I remember that the 3-node setup is to ensure usability even in case of a crash.

So always keep 3 available TiKV nodes. If you know that a certain TiKV node is broken, you can replace the broken TiKV node with a good one by first scaling out and then scaling in.

| username: 啦啦啦啦啦 | Original post link

If there are 3 replicas, there won’t be any issues, but if one more machine goes down, it won’t be usable. Additionally, you need to note that after one of the three machines goes down, you need to add another machine before you can decommission the old one.

| username: Anna | Original post link

It can be used, but it needs to be fixed promptly.

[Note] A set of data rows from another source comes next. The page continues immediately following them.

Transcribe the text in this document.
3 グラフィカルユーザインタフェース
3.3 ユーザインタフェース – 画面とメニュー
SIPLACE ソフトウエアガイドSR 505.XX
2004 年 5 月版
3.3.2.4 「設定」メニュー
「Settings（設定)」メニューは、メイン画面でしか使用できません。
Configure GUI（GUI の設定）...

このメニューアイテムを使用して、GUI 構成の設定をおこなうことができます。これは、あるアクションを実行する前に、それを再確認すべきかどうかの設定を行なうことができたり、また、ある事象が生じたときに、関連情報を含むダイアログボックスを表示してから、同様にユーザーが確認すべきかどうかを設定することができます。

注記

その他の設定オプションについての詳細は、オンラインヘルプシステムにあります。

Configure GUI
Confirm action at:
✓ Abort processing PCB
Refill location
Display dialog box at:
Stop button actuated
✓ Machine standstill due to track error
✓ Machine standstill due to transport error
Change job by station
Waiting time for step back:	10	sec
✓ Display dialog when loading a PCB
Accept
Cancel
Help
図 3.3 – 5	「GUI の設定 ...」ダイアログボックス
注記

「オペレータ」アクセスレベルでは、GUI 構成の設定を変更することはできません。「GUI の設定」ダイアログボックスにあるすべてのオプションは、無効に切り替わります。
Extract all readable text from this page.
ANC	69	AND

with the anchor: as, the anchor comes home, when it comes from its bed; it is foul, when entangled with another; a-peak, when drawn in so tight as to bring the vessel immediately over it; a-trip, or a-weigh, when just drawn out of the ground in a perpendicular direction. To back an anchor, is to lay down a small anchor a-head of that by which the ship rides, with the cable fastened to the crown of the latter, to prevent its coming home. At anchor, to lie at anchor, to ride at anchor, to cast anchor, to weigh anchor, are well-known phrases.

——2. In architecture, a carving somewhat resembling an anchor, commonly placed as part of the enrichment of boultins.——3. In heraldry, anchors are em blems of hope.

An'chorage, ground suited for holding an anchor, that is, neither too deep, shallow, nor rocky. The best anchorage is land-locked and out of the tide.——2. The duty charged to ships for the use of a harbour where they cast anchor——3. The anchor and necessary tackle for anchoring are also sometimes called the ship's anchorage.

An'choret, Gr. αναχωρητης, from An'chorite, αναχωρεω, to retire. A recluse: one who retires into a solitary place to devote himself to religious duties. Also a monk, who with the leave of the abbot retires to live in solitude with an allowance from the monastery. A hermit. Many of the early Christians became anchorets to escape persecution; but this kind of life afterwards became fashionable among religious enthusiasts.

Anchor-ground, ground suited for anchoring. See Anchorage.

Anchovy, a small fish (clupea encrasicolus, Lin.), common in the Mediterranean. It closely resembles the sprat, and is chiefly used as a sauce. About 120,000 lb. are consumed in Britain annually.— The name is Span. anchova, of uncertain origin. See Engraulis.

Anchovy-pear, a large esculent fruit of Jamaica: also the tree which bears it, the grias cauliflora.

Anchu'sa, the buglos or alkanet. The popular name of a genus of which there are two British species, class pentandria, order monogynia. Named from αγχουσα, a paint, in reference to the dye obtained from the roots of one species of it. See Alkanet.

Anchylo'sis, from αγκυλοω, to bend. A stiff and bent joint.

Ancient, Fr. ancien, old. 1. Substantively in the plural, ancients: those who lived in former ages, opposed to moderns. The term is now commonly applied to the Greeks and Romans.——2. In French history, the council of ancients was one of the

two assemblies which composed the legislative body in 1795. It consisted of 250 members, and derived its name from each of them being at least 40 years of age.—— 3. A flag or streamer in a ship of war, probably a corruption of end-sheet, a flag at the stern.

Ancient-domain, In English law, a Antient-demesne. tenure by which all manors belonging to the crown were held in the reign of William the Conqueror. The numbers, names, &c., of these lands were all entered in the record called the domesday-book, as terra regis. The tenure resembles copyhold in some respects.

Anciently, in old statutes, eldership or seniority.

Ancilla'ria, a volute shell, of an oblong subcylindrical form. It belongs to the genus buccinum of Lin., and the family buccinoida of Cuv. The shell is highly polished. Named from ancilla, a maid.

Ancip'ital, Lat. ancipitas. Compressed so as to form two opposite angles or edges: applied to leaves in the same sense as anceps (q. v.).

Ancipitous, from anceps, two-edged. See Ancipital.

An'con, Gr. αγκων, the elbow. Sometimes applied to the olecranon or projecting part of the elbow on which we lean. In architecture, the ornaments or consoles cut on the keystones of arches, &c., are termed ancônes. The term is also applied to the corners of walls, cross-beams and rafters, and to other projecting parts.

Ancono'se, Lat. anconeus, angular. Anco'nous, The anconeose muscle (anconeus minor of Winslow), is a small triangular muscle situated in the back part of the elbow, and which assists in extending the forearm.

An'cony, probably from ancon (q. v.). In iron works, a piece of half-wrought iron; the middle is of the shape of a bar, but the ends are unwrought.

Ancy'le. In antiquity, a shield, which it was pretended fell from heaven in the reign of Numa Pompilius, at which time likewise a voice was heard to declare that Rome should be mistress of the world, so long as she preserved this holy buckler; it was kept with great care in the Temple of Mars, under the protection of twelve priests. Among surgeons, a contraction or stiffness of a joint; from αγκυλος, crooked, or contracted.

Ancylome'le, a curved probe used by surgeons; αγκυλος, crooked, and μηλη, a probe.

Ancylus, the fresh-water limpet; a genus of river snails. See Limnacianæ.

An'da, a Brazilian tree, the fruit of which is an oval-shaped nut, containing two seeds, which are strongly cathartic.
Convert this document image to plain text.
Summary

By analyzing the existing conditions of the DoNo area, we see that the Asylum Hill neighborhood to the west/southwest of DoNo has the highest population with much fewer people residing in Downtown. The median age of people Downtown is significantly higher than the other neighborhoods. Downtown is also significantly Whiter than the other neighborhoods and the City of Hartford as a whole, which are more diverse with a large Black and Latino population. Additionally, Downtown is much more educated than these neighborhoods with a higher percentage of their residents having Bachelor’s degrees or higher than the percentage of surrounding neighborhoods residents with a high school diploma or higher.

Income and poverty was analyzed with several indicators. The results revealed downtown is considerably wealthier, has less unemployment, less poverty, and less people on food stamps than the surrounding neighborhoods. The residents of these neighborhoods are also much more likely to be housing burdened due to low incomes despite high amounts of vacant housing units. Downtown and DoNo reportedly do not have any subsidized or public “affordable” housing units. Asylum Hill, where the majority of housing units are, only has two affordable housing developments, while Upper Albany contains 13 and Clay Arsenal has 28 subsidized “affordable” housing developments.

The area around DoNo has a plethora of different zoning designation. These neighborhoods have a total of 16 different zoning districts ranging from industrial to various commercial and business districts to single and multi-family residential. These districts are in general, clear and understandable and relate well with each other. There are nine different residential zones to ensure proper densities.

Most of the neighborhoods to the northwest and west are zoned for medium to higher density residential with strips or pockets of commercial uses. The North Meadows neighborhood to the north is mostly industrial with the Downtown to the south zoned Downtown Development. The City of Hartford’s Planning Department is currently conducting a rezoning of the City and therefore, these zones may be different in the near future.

| username: Timothy | Original post link

TiDB by default has three replicas: one leader and two followers. These replicas are distributed across different nodes. When a write operation is successful, it ensures that the data is complete on at least two nodes. Therefore, if any one node encounters an issue, data integrity is still guaranteed. TiDB will move the primary node of the region from the failed machine to the two surviving machines, allowing the cluster to continue functioning normally. However, the load on the remaining two TiKV nodes will increase since there are fewer machines.

It is recommended to regularly inspect the TiDB dashboard and Grafana monitoring, or set up alerts.

| username: Kongdom | Original post link

If there are 3 replicas evenly distributed, it is not a problem if one TiKV node goes down.

| username: zhanggame1 | Original post link

You can have one of the three TiKV nodes fail, but it must be detected and repaired as soon as possible. If another one fails, data will be lost.

| username: 孤君888 | Original post link

A distributed database definitely tolerates single-node failures.

| username: linnana | Original post link

In a production environment, it is generally not recommended to mix workloads, but it can be used.

| username: 我是咖啡哥 | Original post link

To be precise, there are 3 TiKV instances, and losing 1 instance is not a problem. If there are 3 servers, each deploying multiple instances without configuring label tags, and 2 replicas of the same data are on 2 instances of the same cluster, there will be issues if a server goes down.

| username: Hacker007 | Original post link

It can be used, but if you encounter any issues, you need to fix them quickly.

| username: Fly-bird | Original post link

You can and should only kill one.

| username: redgame | Original post link

It can be hung.

| username: 南征北战 | Original post link

It can be hung, but it must be fixed as soon as possible.
Using an odd number of nodes or an even number of nodes in the cluster may cause a “split-brain” issue, resulting in multiple leaders and data inconsistency.

| username: zhanggame1 | Original post link

I tried it, and the database still runs normally with three TiKV nodes down, but it stops working with two down.

| username: linnana | Original post link

TiKV also follows the majority rule principle.

| username: Anna | Original post link

You can.

| username: xfworld | Original post link

If possible, you can prepare 5 nodes, and you can choose between three replicas or five replicas…

This way, you won’t have to worry.

| username: zhanggame1 | Original post link

Having too many replicas can affect performance. The more replicas there are, the more modifications need to be persisted, leading to greater resource consumption.

| username: xfworld | Original post link

High availability and backup mechanisms require more resource support. Data modification requests and processing, as well as synchronization between nodes, are two different things.

As for the issue of resource consumption, it is a balance between business requirements, performance requirements, and disaster recovery requirements, which cannot be summarized in one sentence.